In particular, this month coincided with the opening of the annual
trading season. In antiquity, the eastern Mediterranean Sea was
generally too dangerous to sail in winter because of the violence of
the storms that could erupt with little warning, so commerce by sea
ceased in autumn each year, only to resume in spring after the
threat of winter storms had passed.
Thus, theological reasons notwithstanding,
financial interests, no doubt, contributed substantially to
Pisistratus' decision to launch his new Dionysus festival in late
March. The celebration of a god widely recognized in that part of
the world would almost certainly draw an international crowd, and
even more so if the ceremonies involved an exciting, new type of
entertainment. Pisistratus could lure merchants from all over the
eastern Mediterranean to Athens right at the very first of the
trading season where they would have the opportunity to buy all
sorts of Athenian goods—especially, Attic vases, olives and olive
oil—to sell on their journeys throughout the rest of their travels
during spring and summer.
With this, everybody won, except, of course, the rival trading
cities in the area. Indeed, the historical records of Athens confirm
that, as far back as we can tell, prominent foreigners and, among
them, rich merchants, were given free admission to the Dionysia
along with some of the best seats in the house.

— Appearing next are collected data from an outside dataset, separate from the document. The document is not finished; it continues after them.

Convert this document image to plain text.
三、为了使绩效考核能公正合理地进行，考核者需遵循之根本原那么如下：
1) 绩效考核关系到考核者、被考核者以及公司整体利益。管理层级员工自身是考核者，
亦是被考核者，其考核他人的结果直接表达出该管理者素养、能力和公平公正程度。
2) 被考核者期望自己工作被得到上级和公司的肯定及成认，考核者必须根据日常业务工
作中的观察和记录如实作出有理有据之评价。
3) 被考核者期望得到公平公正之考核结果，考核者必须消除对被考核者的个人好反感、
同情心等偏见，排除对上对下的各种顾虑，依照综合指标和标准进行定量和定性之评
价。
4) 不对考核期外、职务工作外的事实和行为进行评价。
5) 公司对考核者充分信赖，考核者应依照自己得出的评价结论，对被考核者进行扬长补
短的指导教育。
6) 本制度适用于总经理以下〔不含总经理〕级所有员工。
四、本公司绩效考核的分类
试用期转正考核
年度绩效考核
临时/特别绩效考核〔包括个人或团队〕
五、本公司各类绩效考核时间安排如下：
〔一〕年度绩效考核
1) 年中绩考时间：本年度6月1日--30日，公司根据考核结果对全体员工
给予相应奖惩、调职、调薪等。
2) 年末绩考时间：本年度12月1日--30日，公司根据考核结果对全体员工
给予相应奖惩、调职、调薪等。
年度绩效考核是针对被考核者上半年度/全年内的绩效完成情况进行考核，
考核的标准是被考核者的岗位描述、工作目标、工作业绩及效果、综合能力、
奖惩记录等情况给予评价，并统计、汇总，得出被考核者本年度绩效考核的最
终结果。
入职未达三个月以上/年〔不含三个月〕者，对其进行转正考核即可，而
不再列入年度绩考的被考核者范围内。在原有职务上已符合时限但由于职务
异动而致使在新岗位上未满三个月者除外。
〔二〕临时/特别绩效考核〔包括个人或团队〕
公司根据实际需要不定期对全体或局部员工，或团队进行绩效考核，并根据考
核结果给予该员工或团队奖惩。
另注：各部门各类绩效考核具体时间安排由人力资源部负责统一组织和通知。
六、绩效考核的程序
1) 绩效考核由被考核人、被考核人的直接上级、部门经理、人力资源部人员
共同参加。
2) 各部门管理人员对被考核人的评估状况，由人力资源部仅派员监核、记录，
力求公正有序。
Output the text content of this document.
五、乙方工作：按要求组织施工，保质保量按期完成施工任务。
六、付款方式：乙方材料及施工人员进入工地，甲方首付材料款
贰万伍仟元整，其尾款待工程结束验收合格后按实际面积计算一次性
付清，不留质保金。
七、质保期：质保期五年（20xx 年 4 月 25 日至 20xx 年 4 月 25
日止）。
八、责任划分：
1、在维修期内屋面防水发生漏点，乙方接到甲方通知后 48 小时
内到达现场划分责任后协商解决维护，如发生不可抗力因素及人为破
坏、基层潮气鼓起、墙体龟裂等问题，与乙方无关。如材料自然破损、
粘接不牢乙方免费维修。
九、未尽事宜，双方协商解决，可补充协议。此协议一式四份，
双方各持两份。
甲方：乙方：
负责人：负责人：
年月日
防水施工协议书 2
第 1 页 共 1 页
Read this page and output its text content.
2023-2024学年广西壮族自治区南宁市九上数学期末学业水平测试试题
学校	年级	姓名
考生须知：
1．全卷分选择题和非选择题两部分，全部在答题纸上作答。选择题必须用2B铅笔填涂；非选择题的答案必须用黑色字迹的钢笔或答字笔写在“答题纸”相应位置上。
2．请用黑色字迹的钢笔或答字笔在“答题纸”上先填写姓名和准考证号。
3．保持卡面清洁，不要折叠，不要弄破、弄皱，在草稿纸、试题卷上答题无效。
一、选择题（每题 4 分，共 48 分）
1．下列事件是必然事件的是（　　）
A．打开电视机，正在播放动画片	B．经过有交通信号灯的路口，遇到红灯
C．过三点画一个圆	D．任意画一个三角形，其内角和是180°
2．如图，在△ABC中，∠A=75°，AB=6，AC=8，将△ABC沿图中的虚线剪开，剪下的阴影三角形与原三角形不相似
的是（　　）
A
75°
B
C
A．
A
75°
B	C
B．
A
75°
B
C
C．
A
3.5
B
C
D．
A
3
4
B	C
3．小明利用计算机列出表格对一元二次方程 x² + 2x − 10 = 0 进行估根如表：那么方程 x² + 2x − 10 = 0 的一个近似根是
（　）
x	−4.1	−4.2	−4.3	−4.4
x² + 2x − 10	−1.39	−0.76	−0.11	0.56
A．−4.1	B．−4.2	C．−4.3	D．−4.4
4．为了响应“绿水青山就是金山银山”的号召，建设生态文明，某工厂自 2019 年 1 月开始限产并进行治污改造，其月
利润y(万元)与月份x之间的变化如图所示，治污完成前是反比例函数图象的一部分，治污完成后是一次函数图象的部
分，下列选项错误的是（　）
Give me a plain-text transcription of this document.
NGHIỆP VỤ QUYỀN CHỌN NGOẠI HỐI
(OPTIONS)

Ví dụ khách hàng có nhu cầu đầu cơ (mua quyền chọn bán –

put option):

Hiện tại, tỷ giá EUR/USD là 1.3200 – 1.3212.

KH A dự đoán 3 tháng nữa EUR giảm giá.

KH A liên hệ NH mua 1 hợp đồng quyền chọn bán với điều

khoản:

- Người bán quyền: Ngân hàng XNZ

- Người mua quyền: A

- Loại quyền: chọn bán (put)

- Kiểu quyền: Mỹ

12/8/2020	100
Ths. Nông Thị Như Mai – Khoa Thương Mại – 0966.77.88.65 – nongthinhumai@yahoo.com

So, it seems safe to
conclude that economic concerns played a role in Pisistratus'
decision to include tragedy in his new festival, the City Dionysia.
Why it wasn't dithyramb is anybody's guess, except that at that
moment the sensationalism of seeing a myth come to life before one's
eyes probably trumped the dignity and musical beauty of tragedy's
most important early rival.
The result was that, by the late sixth century BCE, Western drama
had set off on its rise to prominence and prestige. Out of a world
seeking new boundaries and grappling with new ways of looking at
life, tragedy was a means to express the revolution happening in the
Athenians' lives. And what better symbol of their age than theatre,
a new, fast-paced, eye-catching art form built on a core of
traditional lore, all lyric and painting and spectacle on the
surface with epic and traditional myth at its heart?
If we are still left with no clear "inventor" of theatre, no
credible "Thespis" for historians to pin some name on its creation,
perhaps there never was one. Or perhaps there was but it was not the
sort of inventor we have been looking for, a founder instead of a
discoverer, a George Washington rather than a Columbus. If so, the
"father of drama" is clearly Pisistratus who sanctioned tragedy,
adopted it as the "ward of Athens" and, wherever it originally came
from, took it in and gave it a home, an oxygen-rich incubator in
which to grow and thrive.
This old tyrant with a rebel's reflexes and the savvy to make people
not just obey but work with him, saw in that particular type of
cultural expression a vehicle for playing to several factions within
his surging, restless, fractious city, a community only two decades
away from inventing democracy. Tragedy gave something to those who
wanted to import a new cult and those who wanted to hear and see a
new type of story-telling, as well as those who just wanted to make
a fast drachma. Surely, Pisistratus had no idea how far this drama
business would go, but his instincts for what worked at the moment
led him to open the door. And after that creation came the flood.